As far as a "torn page" goes, a typical disk only accepts commands to write an entire sector at a time, so what you'll get will normally be an integral number of sectors written correctly, and others remaining unchanged. If, however, you're using a logical page size that's larger than a single sector, you can certainly end up with a page that's partially written.
That, however, mostly applies to a direct connection to a normal moving-platter type hard drive. With almost anything else, the rules can and often will be different. Just for an obvious example, if you're writing over the network, you're mostly at the mercy of the network protocol in use. If you transmit data over TCP, data that doesn't match up with the CRC will be rejected, but the same data transmitted over UDP, with the same corruption, might be accepted.
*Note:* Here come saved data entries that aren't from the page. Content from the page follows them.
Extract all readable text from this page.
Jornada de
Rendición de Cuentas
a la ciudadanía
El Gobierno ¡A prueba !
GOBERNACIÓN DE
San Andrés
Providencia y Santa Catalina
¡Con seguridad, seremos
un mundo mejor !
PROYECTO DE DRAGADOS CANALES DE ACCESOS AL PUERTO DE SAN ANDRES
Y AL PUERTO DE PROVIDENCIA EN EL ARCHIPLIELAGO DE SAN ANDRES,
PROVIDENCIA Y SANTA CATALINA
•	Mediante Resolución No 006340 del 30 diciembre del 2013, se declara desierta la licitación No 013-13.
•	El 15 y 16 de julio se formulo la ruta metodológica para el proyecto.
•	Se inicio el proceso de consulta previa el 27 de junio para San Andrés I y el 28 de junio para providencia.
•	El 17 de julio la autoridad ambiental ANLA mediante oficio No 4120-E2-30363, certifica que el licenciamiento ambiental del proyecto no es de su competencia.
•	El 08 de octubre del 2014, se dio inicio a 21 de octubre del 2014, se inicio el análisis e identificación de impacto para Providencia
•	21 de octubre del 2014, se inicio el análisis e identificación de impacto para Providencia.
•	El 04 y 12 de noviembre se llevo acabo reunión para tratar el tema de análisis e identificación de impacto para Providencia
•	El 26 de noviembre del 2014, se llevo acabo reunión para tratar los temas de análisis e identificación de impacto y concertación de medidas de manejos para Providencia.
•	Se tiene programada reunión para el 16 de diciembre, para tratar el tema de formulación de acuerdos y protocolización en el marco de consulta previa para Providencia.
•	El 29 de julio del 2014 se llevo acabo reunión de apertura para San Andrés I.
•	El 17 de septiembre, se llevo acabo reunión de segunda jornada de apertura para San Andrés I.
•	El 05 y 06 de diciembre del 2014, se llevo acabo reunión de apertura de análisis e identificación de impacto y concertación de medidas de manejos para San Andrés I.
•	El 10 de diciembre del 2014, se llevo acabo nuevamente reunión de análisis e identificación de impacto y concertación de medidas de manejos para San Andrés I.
I suspect this assumption is wrong.
Modern HDDs encode the data in sectors - and additionally protect it with ECC. Therefore you can end-up with garbaging all the sector content - it will just not make sense with the encoding used.
As for increasingly poplular SSDs, the situation is even more gruesome - the block is cleared prior to being overwritten, so, depending on the firmware being used and the amount of free space, entirely unrelated sectors can be damaged.
By the way, an OS crash will not lead to data being damaged within single sector.
I would expect one torn page to consist of part X, part Y, and part unreadable sector. If a head is in the middle of writing a sector when the power fails, the drive should park the heads immediately, so that the rest of the drive (aside from that one sector) will remain undamaged.
In some cases I would expect several torn pages consisting of part X and part Y, but only one torn page would include an unreadable sector. The reason for several torn pages is that the drive can buffer lots of writes internally, and the order of writing might interleave various sectors from various pages.
I've read conflicting stories about whether a new write to the unreadable sector will make it readable again. Even if the answer is yes, that will be new data Z, neither X nor Y.
when updating the
disk, the only guarantee drive manufactures make is that a single 512-
byte write is atomic (i.e., it will either complete in its entirety or it won’t
complete at all); thus, if an untimely power loss occurs, only a portion of
a larger write may complete (sometimes called a torn write).